Glass fibers used to suspend 40-kilogram mirrors have shattered.

Virgo Collaboration

During the investigation, the team temporarily replaced the glass fibers with steel wires—as in the original Virgo—and pressed ahead. But other problems compounded the delays. An examination of small steel triangles that act as vibration-damping springs revealed that 13 out of 350 were cracked or broken. Why remains a mystery, but the team replaced those that showed any sign of damage—40% of the total. Given the complexity of the detector, “it’s not surprising some things don’t work as expected,” says Virgo team member Benoit Mours of France’s National Institute of Nuclear and Particle Physics in Annecy.

The Virgo team has now achieved “lock” in the two detector arms, meaning that light is stably resonating. They soon hope to bring in the central optics and combine the beams. Then they must hunt down and eliminate remaining sources of noise to see what level of sensitivity they can achieve with the steel wires still in place.

For Virgo to make a useful contribution, it needs to be at least one-quarter as sensitive as LIGO. Researchers define sensitivity as the distance to which a detector could spot the merger of two neutron stars with masses 1.4 times the sun’s. LIGO’s Livingston detector can currently sense such an event out to about 80 megaparsecs (260 million light-years). In theory, with all of the upgrades but the mirrors still suspended with steel wires, Virgo should be able to reach 50 megaparsecs, Losurdo says. “As soon as Advanced Virgo reaches the sensitivity to join, we will start.”

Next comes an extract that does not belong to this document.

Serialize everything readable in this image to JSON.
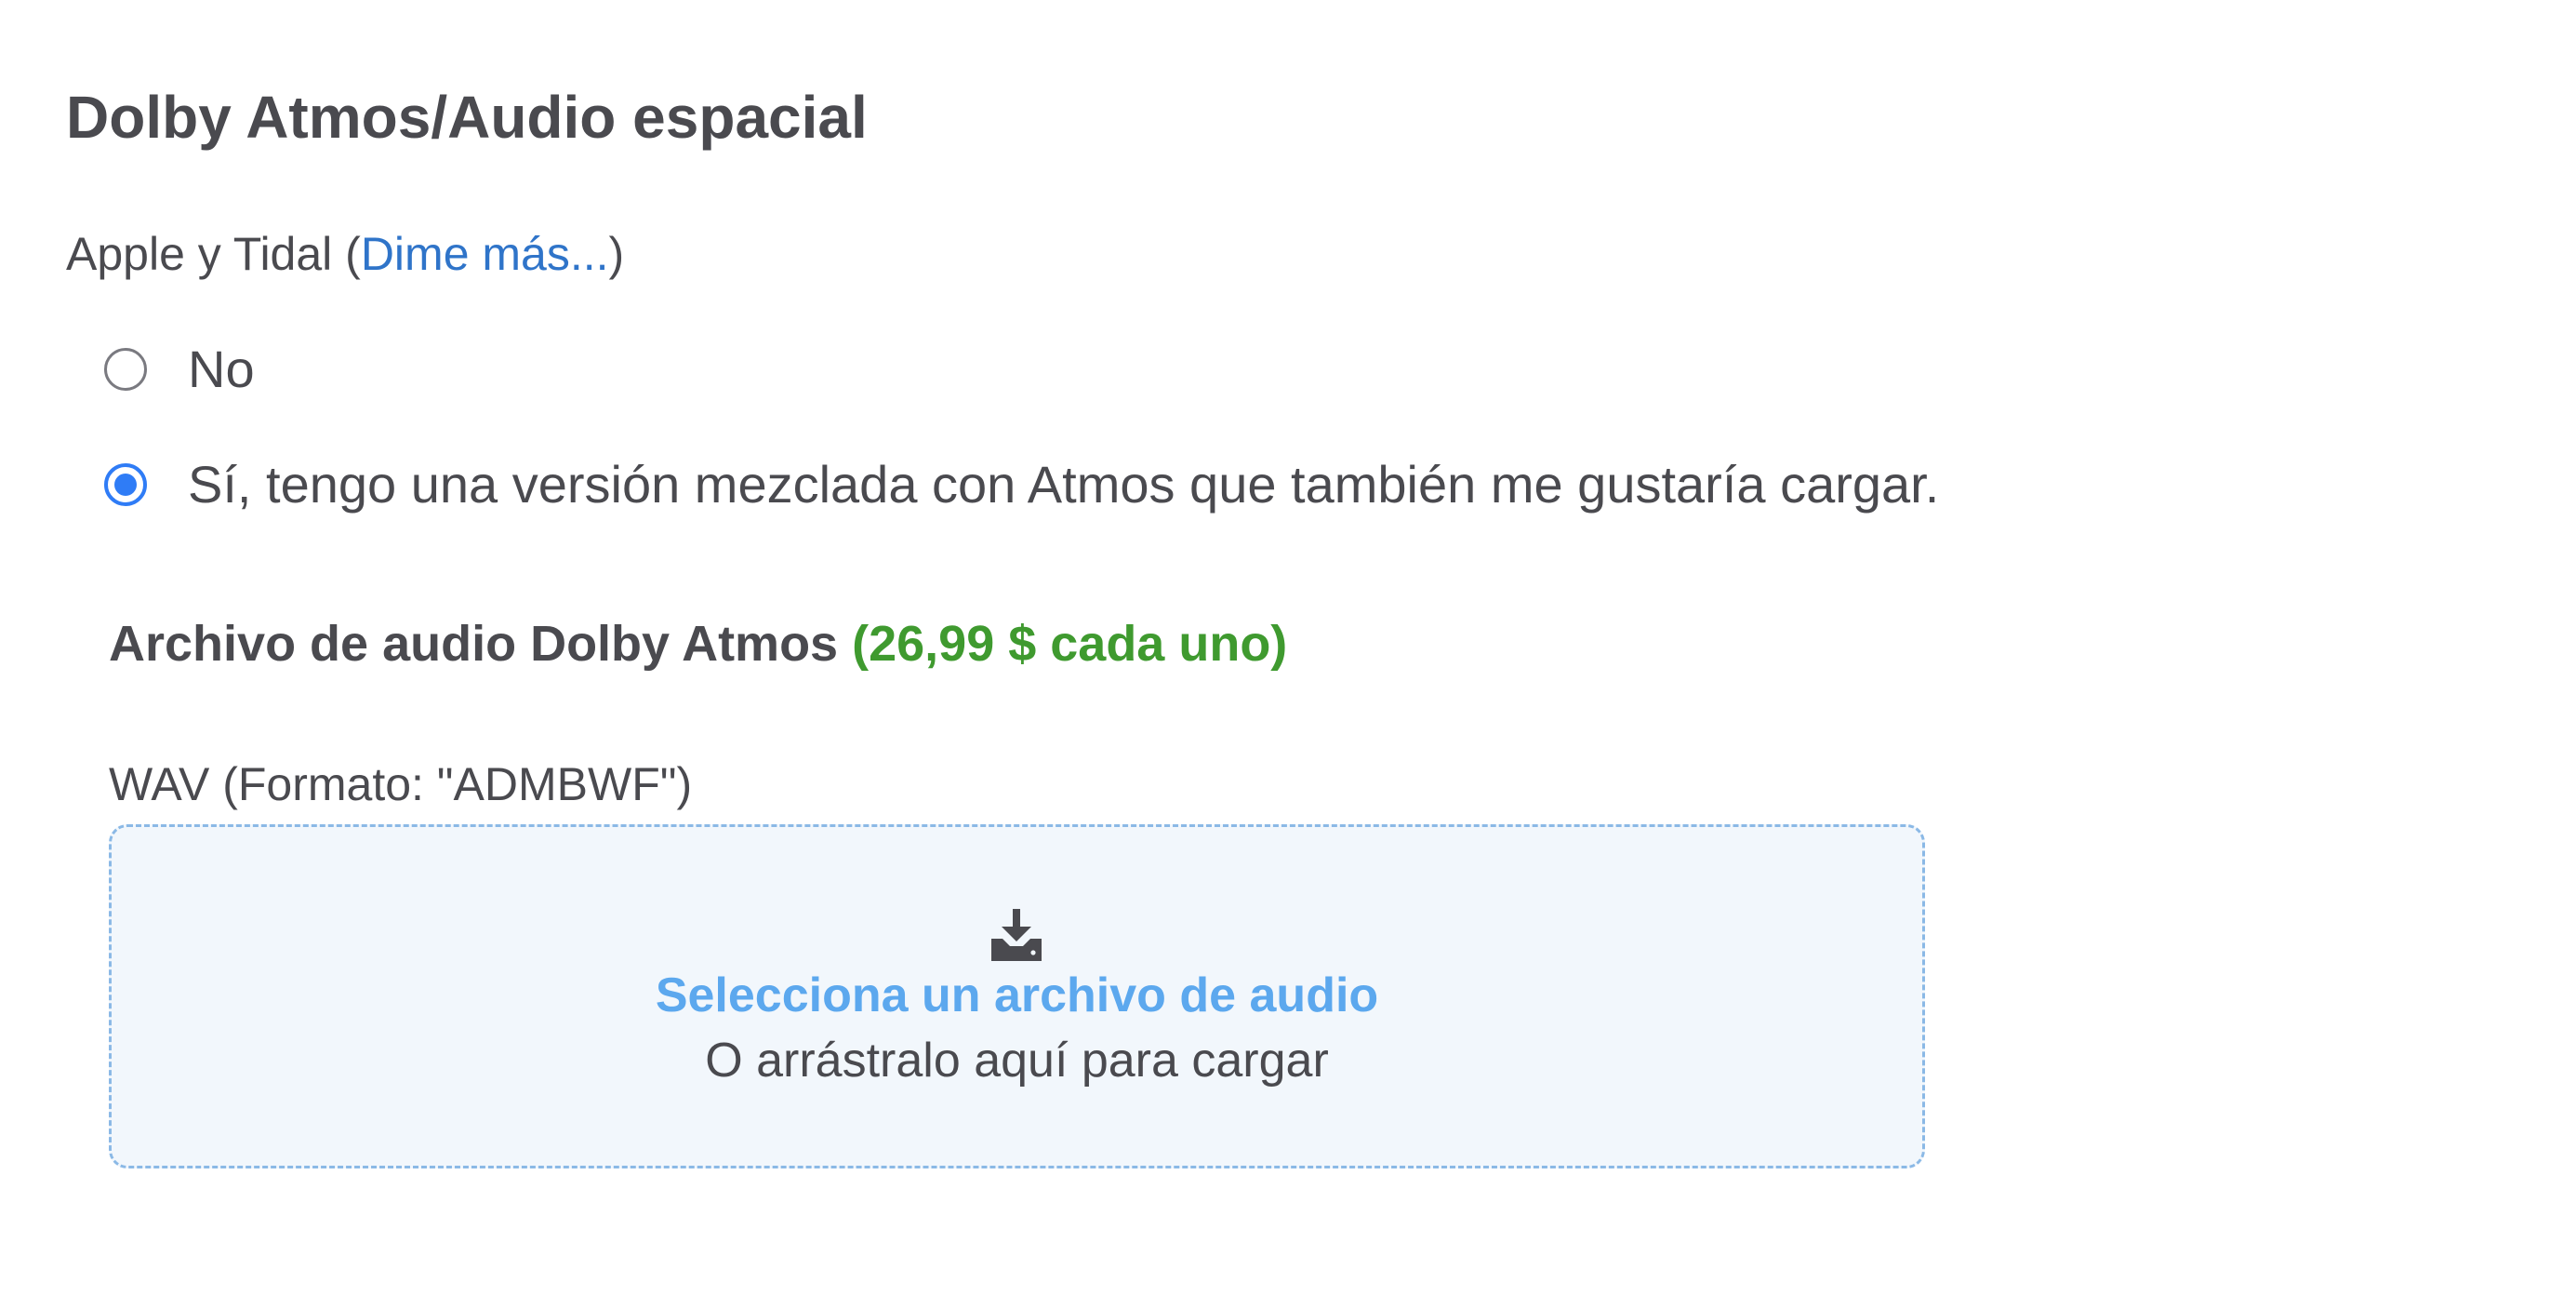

Frustratingly for the Virgo team, the steel wires are expected to have the most impact on sensitivity to gravitational waves with lower frequencies than neutron star mergers, such as those from the mergers of black holes. And black hole mergers are precisely the events that LIGO detected last year.

The task of eliminating noise sources is sure to take several months, says Lisa Barsotti of the Massachusetts Institute of Technology in Cambridge, co-chair of the LIGO-Virgo Joint Run Planning Committee. That makes joining LIGO as planned in March a virtual impossibility. The current LIGO run, which began on 30 November 2016, was expected to continue for about 6 months, until late May 2017, but even that may be a stretch for Virgo. Barsotti says LIGO could extend its run by a month or two, “to give Virgo a chance to join.”

Whether Virgo manages to take part in the current run, the team should be able to reinstall the glass fibers and root out other sources of noise by the spring of 2018, when LIGO will start a new observing run. Soon after, a fourth detector is poised to join the hunt: the Kamioka Gravitational Wave Detector, or KAGRA, near Hida City in Japan, which plans to begin operations in 2019. KAGRA’s arms will be underground, below 200 meters of rock, and its mirrors chilled to 20 K—two tricks that should reduce noise and boost sensitivity.